The Supreme Court on Thursday gave clearance to the Mukesh Ambani-owned Reliance Gas Transportation Infrastructure for laying gas pipeline through the Great Indian Bustard Sanctuary in Maharashtra.
A bench comprising Chief Justice K G Balakrishnan, Justices Arijit Pasayat and H S Kapadia imposed conditions while according sanction to the proposal to Reliance Gas Transportation Infrastructure, a subsidiary of Reliance Industries.
The application for the permission was referred to the Central Empowered Committee, a court-appointed committee that studies the environmental and ecological impact of all the projects set up in forest areas in the country. The pipeline would pass through Karnataka, Maharashtra and Gujarat for supplying gas in different parts of the country.
Reliance has planned to lay a Hyderabad-Uran-Ahmedabad Pipeline which would be an connect the Goa-Hyderabad-Kakinada and Jamnagar-Bhopal-Cuttack pipelines.
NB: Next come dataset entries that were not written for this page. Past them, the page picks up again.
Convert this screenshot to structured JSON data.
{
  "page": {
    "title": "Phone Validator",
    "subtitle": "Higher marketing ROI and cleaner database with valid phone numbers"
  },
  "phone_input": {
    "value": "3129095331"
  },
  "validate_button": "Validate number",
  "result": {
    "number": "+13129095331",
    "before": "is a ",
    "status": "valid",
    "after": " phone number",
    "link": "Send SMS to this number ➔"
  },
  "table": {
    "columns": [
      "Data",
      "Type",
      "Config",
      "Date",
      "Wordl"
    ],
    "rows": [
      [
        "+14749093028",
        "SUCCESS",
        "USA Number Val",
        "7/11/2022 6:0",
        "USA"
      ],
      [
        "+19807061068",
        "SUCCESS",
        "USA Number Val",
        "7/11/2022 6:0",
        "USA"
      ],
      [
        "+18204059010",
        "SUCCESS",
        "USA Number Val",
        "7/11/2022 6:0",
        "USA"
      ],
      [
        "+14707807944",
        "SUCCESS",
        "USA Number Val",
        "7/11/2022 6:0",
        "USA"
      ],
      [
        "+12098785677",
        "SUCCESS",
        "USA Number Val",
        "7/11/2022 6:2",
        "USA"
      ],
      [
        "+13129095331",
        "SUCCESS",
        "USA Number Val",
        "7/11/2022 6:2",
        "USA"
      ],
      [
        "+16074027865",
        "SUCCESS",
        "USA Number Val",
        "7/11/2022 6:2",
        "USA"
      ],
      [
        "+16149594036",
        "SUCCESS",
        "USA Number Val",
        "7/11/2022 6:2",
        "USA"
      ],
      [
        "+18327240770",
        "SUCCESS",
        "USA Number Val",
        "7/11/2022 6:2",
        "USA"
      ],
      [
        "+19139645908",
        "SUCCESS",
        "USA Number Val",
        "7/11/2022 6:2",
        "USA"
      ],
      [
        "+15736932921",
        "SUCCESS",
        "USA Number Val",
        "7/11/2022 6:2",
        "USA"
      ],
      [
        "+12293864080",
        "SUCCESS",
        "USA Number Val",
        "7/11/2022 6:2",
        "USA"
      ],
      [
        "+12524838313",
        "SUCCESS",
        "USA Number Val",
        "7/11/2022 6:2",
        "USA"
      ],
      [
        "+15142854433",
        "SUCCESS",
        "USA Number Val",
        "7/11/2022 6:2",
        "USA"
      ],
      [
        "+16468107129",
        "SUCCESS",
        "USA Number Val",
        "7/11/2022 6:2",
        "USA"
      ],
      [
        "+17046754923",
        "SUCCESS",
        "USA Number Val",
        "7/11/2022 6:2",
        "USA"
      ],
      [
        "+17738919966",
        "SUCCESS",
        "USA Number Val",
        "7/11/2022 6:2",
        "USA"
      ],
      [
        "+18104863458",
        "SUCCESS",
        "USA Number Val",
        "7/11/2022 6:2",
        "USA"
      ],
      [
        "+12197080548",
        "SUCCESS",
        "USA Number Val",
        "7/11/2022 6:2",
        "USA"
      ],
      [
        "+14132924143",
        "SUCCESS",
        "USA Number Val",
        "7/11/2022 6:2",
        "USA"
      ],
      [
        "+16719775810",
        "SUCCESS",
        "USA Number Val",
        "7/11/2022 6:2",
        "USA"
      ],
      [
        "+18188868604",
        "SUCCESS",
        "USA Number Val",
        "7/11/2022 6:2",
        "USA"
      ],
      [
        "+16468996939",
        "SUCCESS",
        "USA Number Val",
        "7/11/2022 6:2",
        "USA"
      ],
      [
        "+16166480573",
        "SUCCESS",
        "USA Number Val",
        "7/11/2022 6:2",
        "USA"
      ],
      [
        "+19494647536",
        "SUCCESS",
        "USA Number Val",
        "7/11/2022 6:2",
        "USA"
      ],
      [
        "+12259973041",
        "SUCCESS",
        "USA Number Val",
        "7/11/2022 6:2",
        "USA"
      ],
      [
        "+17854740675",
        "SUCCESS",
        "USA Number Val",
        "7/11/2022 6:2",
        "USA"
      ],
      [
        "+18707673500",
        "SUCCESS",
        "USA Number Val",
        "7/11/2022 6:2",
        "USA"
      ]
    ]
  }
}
The Court said that five percent of the project cost would be deposited with the Compensatory Afforestation Management and Planning Authority’s (CAMPA) Compensatory Afforestation Fund, created by a judicial order for afforestation and realisation of the net present value of diverted forestland.
Out of the 940-km pipeline, costing Rs 11,500 crore, 83.9 kms would be inside the sanctuary. The cost of lying the pipeline in the sanctuary would be Rs 520 crore and its five percent — Rs 26 crore would be given to the fund. The fund would be spent for afforestation and educating people on the great Indian Bustard, an endangered bird.
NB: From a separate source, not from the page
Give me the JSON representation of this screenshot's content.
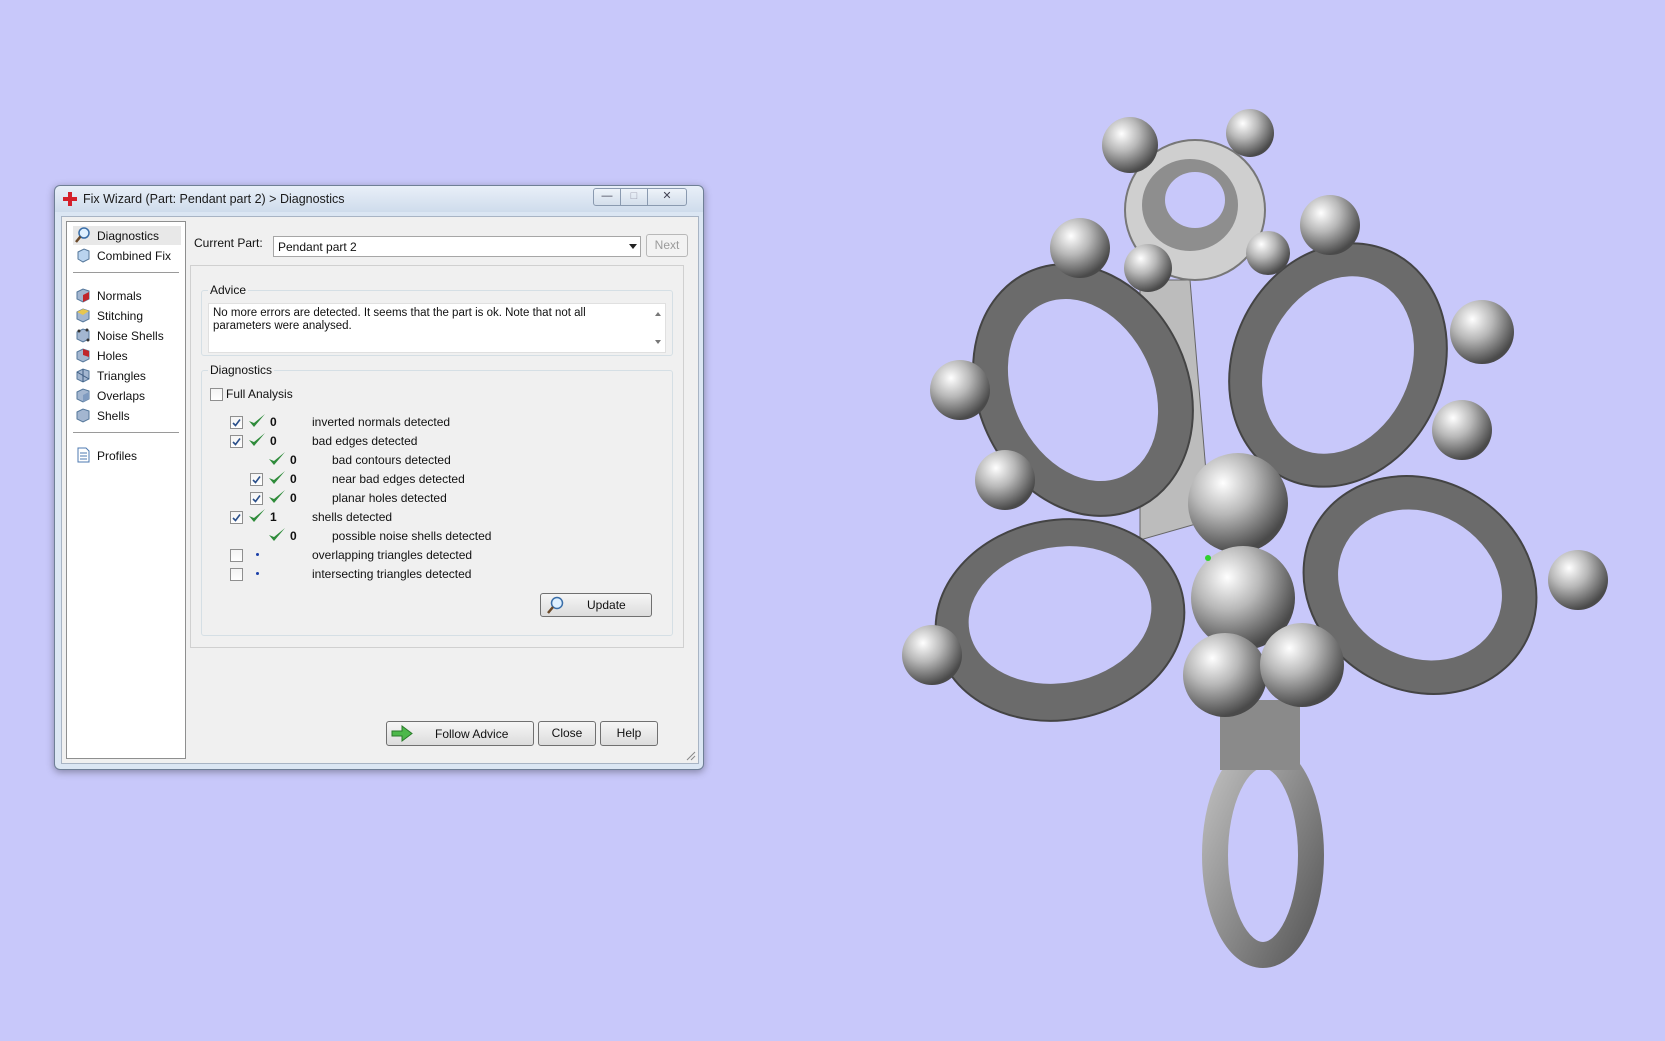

The court also specified that no forest land in the sanctuary would be used for setting up of the project and only the pipeline would be put underground. Reliance Advocate Mukul Rohtagi said the company would lay a pipeline that would cover an area of 241.18 hectares in the sanctuary.
Reliance Gas Transportation Infrastructure claimed that transportation of natural gas and hydrocarbon was most economical, safe and environment-friendly and would not cause any emissions and congestion on the roads.
Rohtagi submitted that the company had obtained the necessary clearance from the Ministry of Environment and Forests and Pollution Control Boards of the states for diversion of forest land for the pipeline.